Estaba prohibido torturar a las mujeres embarazadas; había que esperar a que dieran a luz

La aplicación de la tortura, prosigue revelando González-Cuellar en su libro, se realizaba observando estrictos formalismos y métodos uniformes.

¿Cuáles eran? La llamada “garrucha”, que consistía en la dislocación de los miembros mediante alzamiento y caída del cuerpo sujeto a una polea desde los brazos atados a la espalda y el peso a los pies, la “toca”, mediante la cual se obligaba al sujeto a bebes agua a través de un paño en la garganta, y los “cordeles”, que mordían la carne por vueltas de cuerda.

Cada sesión de tortura –con un máximo de tres, como estaba estipulado- podía durar hasta tres horas.

Todo lo que decía el “sospechoso” se recogía con toda minuciosidad en actas.

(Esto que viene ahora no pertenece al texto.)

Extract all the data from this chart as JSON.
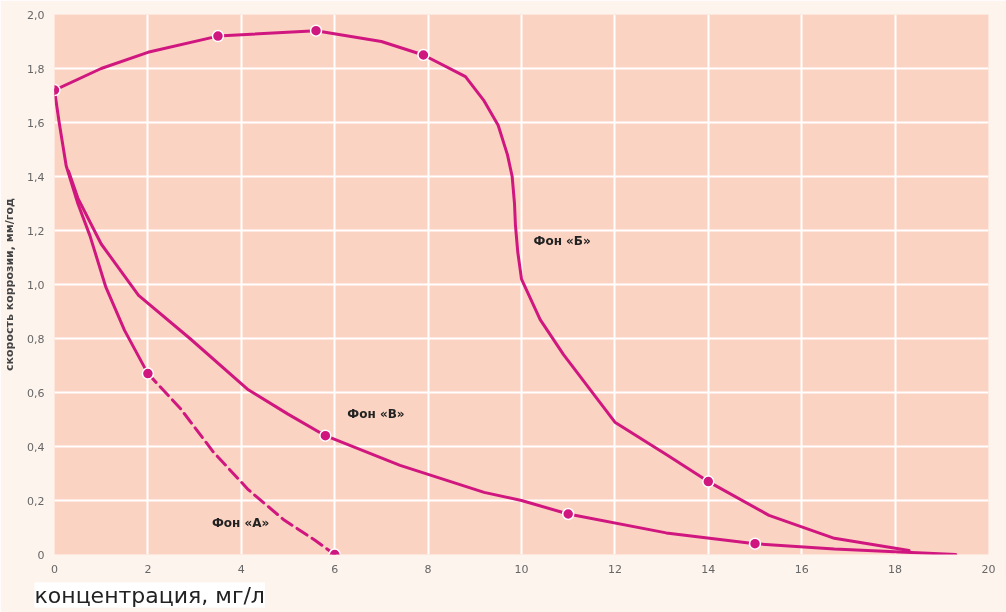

No todos los condenados terminaban en la hoguera.

En la ejecución de la pena de muerte se estableció la práctica del estrangulamiento del arrepentido antes de su combustión en la hoguera, pues se entendía que un cristiano no debía ser sometido al suplicio de la cremación.

Curiosamente, la Inquisición ha sido precursora de usos muy actuales en su sanciones, como la que aplicaba a las edificaciones en las cuales se hubieran reunido los herejes, que eran demolidas. De la misma forma que hacen los israelíes con las casas de las familias de aquellos palestinos implicados en actos terroristas.

El Santo Oficio fue suprimido tres veces.

La primera, en 1808, por Napoleón Bonaparte en la España ocupada.

La segunda, por las Cortes de Cádiz en 1812.

Con el regreso del absolutismo, gracias a Fernando VII, se volvió a restituir en 1814, para desaparecer definitivamente de la historia en 1834, tras la muerte de ese Rey, que recibió el apodo de “el deseado”.